In drie uitspraken van 28 juni 2023 (ECLI:NL:RVS:2023:2378, ECLI:NL:RVS:2023:2380 en ECLI:NL:RVS:2023:2381) is de Afdeling Bestuursrechtspraak van de Raad van State (de Afdeling) ambtshalve tot het oordeel gekomen dat zij – ook bij gedoogbeschikkingen die via de gecoördineerde procedure van artikel 3.36a Wro tot stand zijn gekomen – niet bevoegd is te oordelen over geschillen die zien op de volgende twee toetsingsgronden uit artikel 4 lid 1 van de Belemmeringenwet Privaatrecht (BP):

  1. De belangen van de rechthebbenden van de zaak vorderen redelijkerwijs niet onteigening;
  2. In het gebruik van de zaak wordt niet meer belemmering gebracht dan redelijkerwijs nodig voor de aanleg, instandhouding, verandering of overbrenging van het werk;

Het was vaste jurisprudentie van de Afdeling dat zij wel bevoegd was te oordelen over bovenstaande twee toetsingsgronden bij gedoogbeschikkingen die via de gecoördineerde procedure van artikel 3.36a Wro tot stand zijn gekomen (zie artikel 2 van bijlage 2 van de Awb). Denk bijvoorbeeld aan een gedoogbeschikking ter uitvoering van een Rijksinpassingsplan dat de realisatie van een hoogspanningsverbinding of windpark toestaat. Dit had het – bijzonder praktische – gevolg dat de Afdeling bij gecoördineerde gedoogbeschikkingen als rechter in eerste en enige aanleg bevoegd was om over alle toetsingsgronden van de BP (en/of andere beroepsgronden) te oordelen. Van die bestendige lijn wijkt de Afdeling nu af. Geschillen over bovenstaande twee toetsingsgronden moeten voortaan in alle gevallen aan het Gerechtshof worden voorgelegd.

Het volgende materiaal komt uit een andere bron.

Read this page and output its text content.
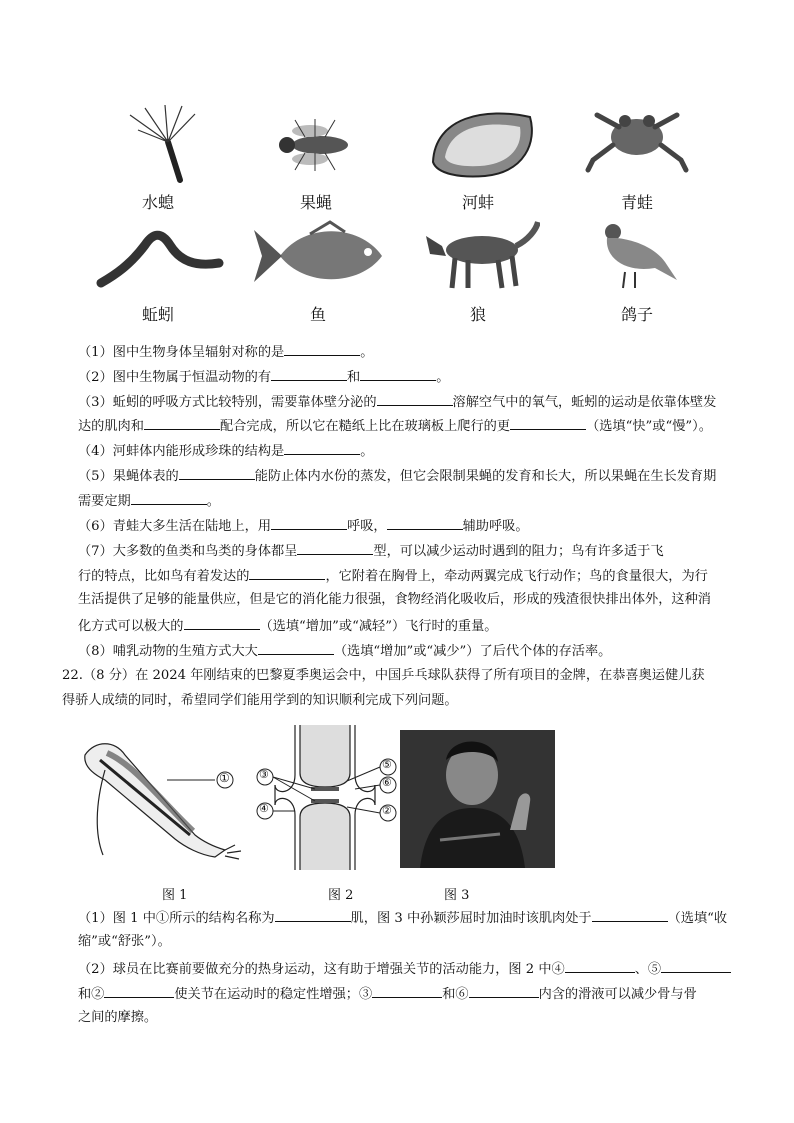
水螅	果蝇	河蚌	青蛙
蚯蚓	鱼	狼	鸽子
（1）图中生物身体呈辐射对称的是	。
（2）图中生物属于恒温动物的有	和	。
（3）蚯蚓的呼吸方式比较特别，需要靠体壁分泌的	溶解空气中的氧气，蚯蚓的运动是依靠体壁发
达的肌肉和	配合完成，所以它在糙纸上比在玻璃板上爬行的更	（选填“快”或“慢”）。
（4）河蚌体内能形成珍珠的结构是	。
（5）果蝇体表的	能防止体内水份的蒸发，但它会限制果蝇的发育和长大，所以果蝇在生长发育期
需要定期	。
（6）青蛙大多生活在陆地上，用	呼吸，	辅助呼吸。
（7）大多数的鱼类和鸟类的身体都呈	型，可以减少运动时遇到的阻力；鸟有许多适于飞
行的特点，比如鸟有着发达的	，它附着在胸骨上，牵动两翼完成飞行动作；鸟的食量很大，为行
生活提供了足够的能量供应，但是它的消化能力很强，食物经消化吸收后，形成的残渣很快排出体外，这种消
化方式可以极大的	（选填“增加”或“减轻”）飞行时的重量。
（8）哺乳动物的生殖方式大大	（选填“增加”或“减少”）了后代个体的存活率。
22.（8 分）在 2024 年刚结束的巴黎夏季奥运会中，中国乒乓球队获得了所有项目的金牌，在恭喜奥运健儿获
得骄人成绩的同时，希望同学们能用学到的知识顺利完成下列问题。
①
图 1
③
④
⑤
⑥
②
图 2	图 3
（1）图 1 中①所示的结构名称为	肌，图 3 中孙颖莎屈时加油时该肌肉处于	（选填“收
缩”或“舒张”）。
（2）球员在比赛前要做充分的热身运动，这有助于增强关节的活动能力，图 2 中④	、⑤
和②	使关节在运动时的稳定性增强；③	和⑥	内含的滑液可以减少骨与骨
之间的摩擦。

Wat behoort wel nog tot de bevoegdheid van de Afdeling?

Voorgaande betekent niet dat de Afdeling helemaal niet meer bevoegd is kennis te nemen van beroepen tegen gedoogbeschikkingen. De Afdeling is nog altijd bevoegd te oordelen over andere beroepsgronden, waaronder de toetsingsgrond of een serieuze en redelijke poging is gedaan om langs minnelijke weg tot overeenstemming te komen. In dat kader wordt beoordeeld of de voorstellen tot vergoeding niet op voorhand onwerkelijk en onredelijk zijn.

Bij gecoördineerde gedoogbeschikkingen oordeelt de Afdeling daarover als bestuursrechter in eerste en enige aanleg. Bij “normale” (niet-gecoördineerde) gedoogbeschikkingen oordeelt de Afdeling daarover als hoger beroepsrechter (na bezwaar bij de Minister van I&W en beroep bij de rechtbank).

Voor geschillen over de toetsingsgronden als genoemd onder 1 en 2 moet men zich, zoals gezegd, altijd tot het Gerechtshof richten.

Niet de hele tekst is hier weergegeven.